Желчный моряк плюнул и отошел в сторону. Ему был противен этот слоняющийся бездельник, паразит гавани, живущий сегодняшним днем. Он не выносил бродяг, разъезжающих из порта в порт, пьяниц с сомнительной репутацией, людей, не умеющих держаться на судне более месяца. К тому же у него были свои заботы. Нельзя обременять людей пустяками.

– Полезем! – сказал стриженый человек, подходя к трапу. Выжидательная улыбка штурмана сопровождала его.

– Шапка тирял! – оскалился турок, подмигивая другим. – Караш малчык, шапка плохой!

– Эй! – закричали из трюма. – Шапка чья? Эй!

Парень ступил на отвесные перекладины трапа и стал опускаться, неловко перебирая руками. Внизу его ждали. Маленький, юркий матрос, растопырив на пальцах злополучную джонку, протягивал ее собственнику. Грузчики смотрели неодобрительно.

– Честь имею поднести – головка ваша, – сказал матрос. – Хорошая голова, складная!..

Кто-то, пыльный и темный, проворчал в углу:

– Не мог свое сокровище на палубе обождать!..

Парень молча надел шапку. Трюм был почти весь забит грузом, и только в середине, под самым люком, оставалась небольшая квадратная пустота. Было прохладно, слегка отдавало сыростью, мышами и сушеными фруктами.
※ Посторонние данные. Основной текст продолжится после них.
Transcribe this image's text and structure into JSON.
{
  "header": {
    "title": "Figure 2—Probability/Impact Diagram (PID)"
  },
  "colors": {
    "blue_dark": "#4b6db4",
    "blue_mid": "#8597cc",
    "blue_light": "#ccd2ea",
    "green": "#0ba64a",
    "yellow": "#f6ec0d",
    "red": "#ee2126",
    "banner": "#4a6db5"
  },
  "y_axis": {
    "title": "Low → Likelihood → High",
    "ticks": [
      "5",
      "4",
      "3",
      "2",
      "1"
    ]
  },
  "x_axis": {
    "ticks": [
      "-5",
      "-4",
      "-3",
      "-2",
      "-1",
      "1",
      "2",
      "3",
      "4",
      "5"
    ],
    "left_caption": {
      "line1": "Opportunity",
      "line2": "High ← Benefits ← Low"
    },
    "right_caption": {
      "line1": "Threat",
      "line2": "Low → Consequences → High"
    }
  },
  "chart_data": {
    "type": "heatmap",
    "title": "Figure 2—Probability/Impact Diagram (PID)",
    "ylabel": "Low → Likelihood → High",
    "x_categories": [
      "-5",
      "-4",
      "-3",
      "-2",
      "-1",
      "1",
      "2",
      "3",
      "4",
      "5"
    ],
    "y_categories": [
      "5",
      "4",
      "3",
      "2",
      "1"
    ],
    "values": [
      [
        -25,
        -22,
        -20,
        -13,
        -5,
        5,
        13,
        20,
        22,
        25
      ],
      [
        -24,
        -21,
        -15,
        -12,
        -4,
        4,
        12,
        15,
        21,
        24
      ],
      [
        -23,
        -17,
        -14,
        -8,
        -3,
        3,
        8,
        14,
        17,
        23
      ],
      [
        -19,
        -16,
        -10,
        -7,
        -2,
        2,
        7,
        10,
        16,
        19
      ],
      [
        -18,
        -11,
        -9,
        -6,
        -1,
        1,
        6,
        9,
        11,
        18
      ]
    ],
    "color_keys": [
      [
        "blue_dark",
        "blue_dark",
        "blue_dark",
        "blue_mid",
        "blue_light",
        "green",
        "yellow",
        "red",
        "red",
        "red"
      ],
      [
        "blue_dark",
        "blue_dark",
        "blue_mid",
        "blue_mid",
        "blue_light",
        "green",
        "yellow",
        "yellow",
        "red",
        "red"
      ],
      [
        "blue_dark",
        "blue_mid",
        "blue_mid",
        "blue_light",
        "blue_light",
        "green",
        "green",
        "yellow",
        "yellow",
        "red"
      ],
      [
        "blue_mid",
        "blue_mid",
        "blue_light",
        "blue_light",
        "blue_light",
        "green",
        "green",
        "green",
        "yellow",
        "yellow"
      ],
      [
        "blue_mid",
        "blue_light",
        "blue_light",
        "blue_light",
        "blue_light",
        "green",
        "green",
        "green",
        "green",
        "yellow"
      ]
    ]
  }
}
Ящики с посудой лежали на плоских, тугих мешках, каждый отдельно.

– Ну – вира[33] отсюда, приятель! – сказал матрос. – Головка при вас, айда!..

Парень занес ногу на трап и спросил:

– Много грузить?

– Четырнадцать тысяч прессованных леших, – озабоченно проговорил матрос. – Нет, немного, кажись. Местов тридцать, не более, сюда еще пойдет.